VG Uttenreuth - Buckenhof (DB 3/1): Als am Dienstagabend (09.11.2010) gegen 19:00 Uhr die Rauchmelder in der Jugendheimstätte „ Puckenhof“ in Buckenhof Alarm ausgelöst hatten, drang dichter Rauch aus einem dreigeschossigen Gebäude. Den im Berufsverkehr anrückenden Mannschaften der Feuerwehren aus Uttenreuth und Buckenhof war nicht genau bekannt, was Ihnen vor Ort erwartete:
Die erste Erkundung durch den EL Kdt. Sabine Eberhardt (FF Buckenhof) ergab, dass es sich wohl um eine Alarmübung handelte. Ein freistehendes Wohngebäude, das als Wohngruppe für Jugendliche genutzt wird, war vom Keller bis zum 3. OG mit „Kunstnebel“ verqualmt. 20 Personen wurden vermisst. Während die Löschgruppe Buckenhof mit dem LF 16/12 an der Hofseite in Stellung ging und wenig später mit Trupps über eine Steckleiter und durch den Haupteingang vordrangen, wurde die DLK 23-12 (FF Uttenreuth) an der Stirnseite des Wohngebäudes in Stellung gebracht.
Die vermissten Personen wurden mittels DLK 23-12 und mit mehreren Trupps durch das Treppenhaus ins Freie verbracht. Während parallel hierzu ein umfassender Innenangriff mit 4 C- Rohren vorgenommen wurde, konnten zwischenzeitlich in einem Nachbarwohngebäude die Jugendlichen mit ihren Betreuern versorgt bzw. bis zum Eintreffen des Rettungsdienstes (fiktiv) von FW-Kameraden mit Basis-Maßnahmen geholfen werden. Die Wasserversorgung wurde durch zwei Unterflurhydranten sichergestellt.

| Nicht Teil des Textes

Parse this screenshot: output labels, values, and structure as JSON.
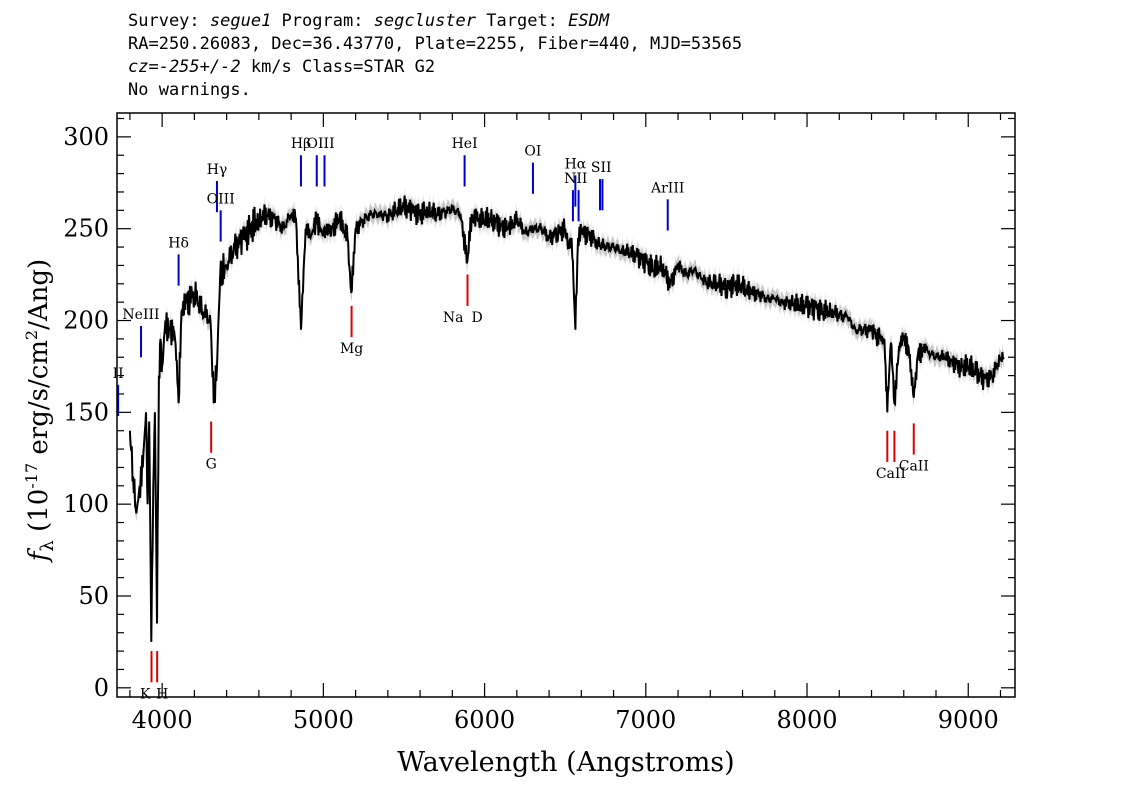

Ein Absuchen durch weitere Trupps der einzelnen Wohneinheiten und der Kellerräume stellte sicher, dass alle Bewohner der Jugendheimstätte gefunden wurden. Nach Abschluss der Personenrettung über die DLK 23-12 wurde ein Monitor aufgebaut, der jedoch nicht mehr zum Einsatz kam. Auch ein bereitgestellter Sprungretter an der Stirnseite des Objektes war nicht mehr von Nöten. Die Verkehrslenkungsmaßnahmen für den vorbeifahrenden Pendlerstrom verlangten ebenfalls an Personalkräften.
Zum Schluss musste das Gebäude mit zwei Ventilatoren belüftet werden, bevor der Löschzug wieder abrücken konnte.
Resümee der Alarmübung:
Die Übung wurde von Sabine Eberhardt und Horst Murr ausgearbeitet. Die Erkenntnis brachte, dass in einem Ernstfall in den Wohngebäuden auf Grund der einzelnen Wohneinheiten ein hoher Personalaufwand erforderlich ist. Eine Wasserförderung aus nahegelegenen Unterflurhydranten und aus der Schwabach ausreichend ist.